In upcoming legislative sessions, many GOP-dominated states are likely to preserve expansion while adding so-called personal responsibility policies that have been proposed in Kentucky and adopted in Arkansas and five other states. Those policies include monthly premiums, copays and work requirements for low-income beneficiaries.
Critics say such steps could erode enrollment. But Bevin and Hutchinson insist that if people are able to leave the Medicaid rolls because they become healthier and their incomes rise, everyone wins.
"Instead of Medicaid as the be-all and end-all for who knows how long, it's a transition to something better," said Doug Hogan, a spokesman for Kentucky's health and family services agency.
Republicans in Congress want to replace many of the interconnected provisions of the federal health care law, including the so-called individual mandate requiring everyone to sign up for health coverage and the subsidized insurance marketplace where nearly 13 million people with incomes too high to qualify for Medicaid purchased coverage last year.
But for states, repeal of the Medicaid expansion provisions would have the biggest effect on state budgets and the health and welfare of their residents, according to Jesse Cross-Call, a policy analyst with the Center on Budget and Policy Priorities, a liberal research group that collects and analyzes state health care data.
President Donald Trump's pick to lead the Department of Health and Human Services, Georgia Rep.
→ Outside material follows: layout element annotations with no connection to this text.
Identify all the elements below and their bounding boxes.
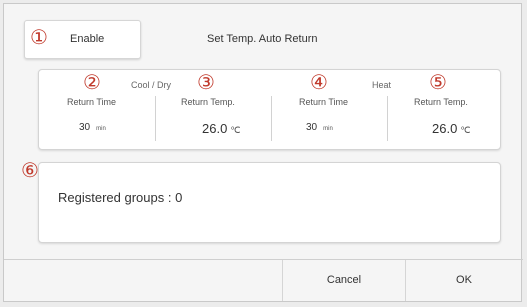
- cool-return-time-label: Return Time: [67, 97, 117, 107]
- divider: [271, 96, 272, 141]
- registered-groups-text: Registered groups : 0: [58, 190, 183, 205]
- callout-2: ②: [83, 72, 101, 94]
- callout-1: ①: [30, 27, 48, 49]
- cool-return-temp-label: Return Temp.: [181, 97, 235, 107]
- heat-label: Heat: [372, 80, 392, 90]
- callout-3: ③: [197, 72, 215, 94]
- heat-return-temp-value[interactable]: 26.0 ℃: [432, 121, 470, 136]
- cancel-button[interactable]: Cancel: [283, 260, 405, 301]
- cool-return-time-value[interactable]: 30 min: [79, 122, 106, 133]
- cool-dry-label: Cool / Dry: [131, 80, 172, 90]
- heat-return-time-label: Return Time: [299, 97, 349, 107]
- divider: [387, 96, 388, 141]
- heat-return-time-value[interactable]: 30 min: [306, 122, 333, 133]
- divider: [155, 96, 156, 141]
- ok-button[interactable]: OK: [406, 260, 522, 301]
- dialog-title: Set Temp. Auto Return: [207, 33, 318, 45]
- callout-4: ④: [310, 72, 328, 94]
- cool-return-temp-value[interactable]: 26.0 ℃: [202, 121, 240, 136]
- callout-6: ⑥: [21, 160, 39, 182]
- callout-5: ⑤: [429, 72, 447, 94]
- heat-return-temp-label: Return Temp.: [414, 97, 468, 107]
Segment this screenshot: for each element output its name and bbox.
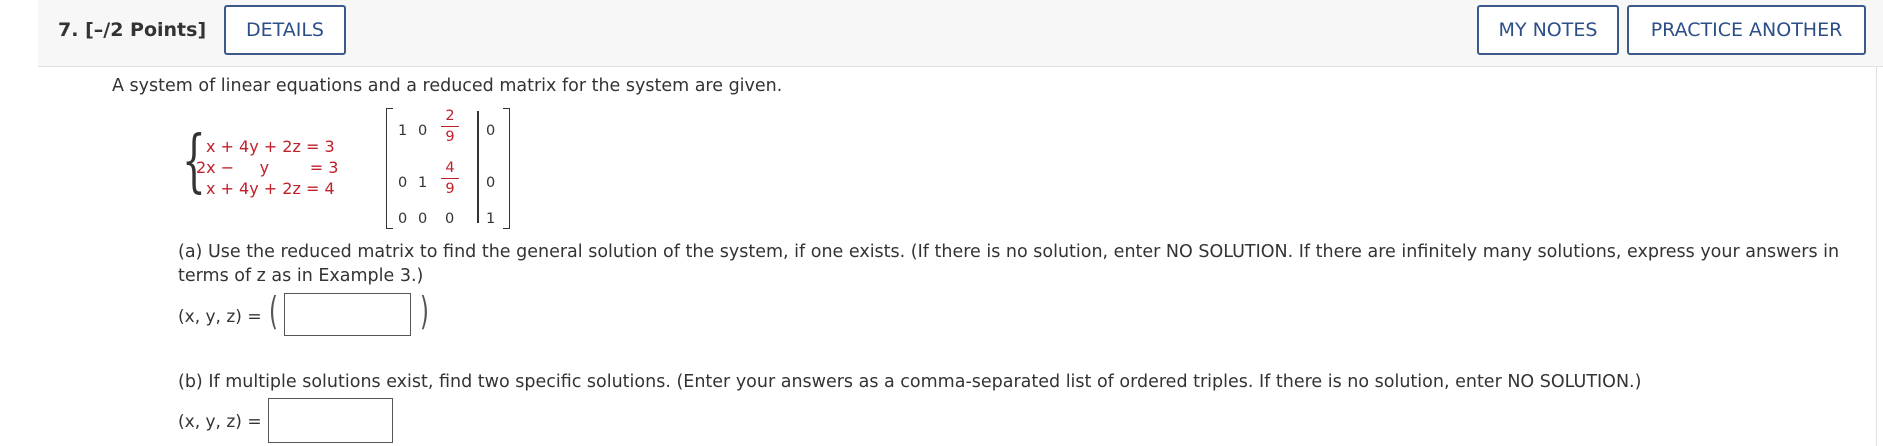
- equation-1-rhs: 3: [324, 137, 335, 156]
- open-paren: (: [268, 289, 278, 333]
- close-paren: ): [419, 289, 429, 333]
- matrix-r1c3-denominator: 9: [445, 129, 455, 146]
- my-notes-button[interactable]: MY NOTES: [1477, 5, 1619, 55]
- intro-text: A system of linear equations and a reduc…: [112, 76, 783, 96]
- question-points: [–/2 Points]: [85, 19, 207, 41]
- matrix-r2c1: 0: [398, 175, 408, 191]
- part-a-answer-input[interactable]: [284, 293, 411, 336]
- part-a-instructions: (a) Use the reduced matrix to find the g…: [178, 242, 1840, 286]
- practice-another-button[interactable]: PRACTICE ANOTHER: [1627, 5, 1866, 55]
- fraction-bar: [441, 178, 459, 180]
- question-number: 7. [–/2 Points]: [58, 19, 206, 41]
- matrix-r2c4: 0: [486, 175, 496, 191]
- matrix-r1c3: 2 9: [441, 108, 459, 145]
- fraction-bar: [441, 126, 459, 128]
- equation-2-lhs: 2x − y =: [196, 158, 329, 177]
- matrix-r1c3-numerator: 2: [445, 108, 455, 124]
- matrix-r1c1: 1: [398, 123, 408, 139]
- matrix-r1c2: 0: [418, 123, 428, 139]
- content-border: [1876, 66, 1877, 446]
- part-b-label: (x, y, z) =: [178, 412, 262, 432]
- matrix-r2c3-denominator: 9: [445, 181, 455, 198]
- details-button[interactable]: DETAILS: [224, 5, 346, 55]
- augment-divider: [477, 111, 479, 223]
- matrix-r2c3-numerator: 4: [445, 160, 455, 176]
- matrix-r3c3: 0: [445, 211, 455, 227]
- equation-3-lhs: x + 4y + 2z =: [206, 179, 325, 198]
- matrix-r3c1: 0: [398, 211, 408, 227]
- equation-1: x + 4y + 2z = 3: [206, 137, 335, 156]
- matrix-left-bracket: [386, 108, 393, 229]
- matrix-r3c2: 0: [418, 211, 428, 227]
- part-b-instructions: (b) If multiple solutions exist, find tw…: [178, 372, 1642, 392]
- part-b-answer-input[interactable]: [268, 398, 393, 443]
- part-a-label: (x, y, z) =: [178, 307, 262, 327]
- equation-3: x + 4y + 2z = 4: [206, 179, 335, 198]
- matrix-r1c4: 0: [486, 123, 496, 139]
- matrix-r2c2: 1: [418, 175, 428, 191]
- equation-2: 2x − y = 3: [196, 158, 338, 177]
- matrix-r2c3: 4 9: [441, 160, 459, 197]
- equation-2-rhs: 3: [328, 158, 339, 177]
- matrix-r3c4: 1: [486, 211, 496, 227]
- equation-3-rhs: 4: [324, 179, 335, 198]
- equation-1-lhs: x + 4y + 2z =: [206, 137, 325, 156]
- question-index: 7.: [58, 19, 79, 41]
- matrix-right-bracket: [503, 108, 510, 229]
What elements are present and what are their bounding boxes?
Tom Price, has proposed an Affordable Care Act replacement that would do away with the Medicaid expansion.
House Speaker Paul Ryan and other Republicans in Congress support dispersing federal Medicaid money through "block grants" to the states. Trump's own health care reform agenda includes converting Medicaid to a block grant.
Under a block grant, each state would get a fixed amount of money and would have broad discretion over how to spend it, instead of receiving a stream of federal dollars based on the actual costs of its health care program.
Medicaid would cease to be an entitlement, in which everyone who qualifies is guaranteed coverage. Instead, the federal government and states could cap spending and restrict coverage, regardless of whether more people fell into qualifying income brackets during a recession, for example.
The Trump administration hasn't revealed any details, but "it's pretty clear that the outcome will involve some degree of cuts in federal money to the states, particularly if a block grant is adopted," said Len Nichols, who heads the Center for Health Policy Research and Ethics at George Mason University and was a health care adviser to President Bill Clinton. "That's where you're going to have the pushback from governors over the math."
In all, Medicaid covers about 73 million people. As a national average, the low-income health plan represents more than a quarter of state budgets.
Under the 2010 ACA, which took effect in 2014, states can expand their low-income health plans to adults with incomes up to 138 percent of the federal poverty line ($16,394 for an individual), using primarily federal money.
From 2014 through 2016, the federal government paid all of the costs to cover newly eligible adults in the states that accepted the option. Starting this year, the federal share dips to 95 percent of the roughly $53 billion annual price tag for the states that have expanded, and if the provision is left unchanged, the federal share would decline to 94 percent in 2018, 93 percent in 2019 and 90 percent in 2020 and beyond.
So far, more than 11 million adults have enrolled in expanded Medicaid programs in the 31 states and the District of Columbia where the option was adopted. Of those, 4.5 million live in states with Republican governors.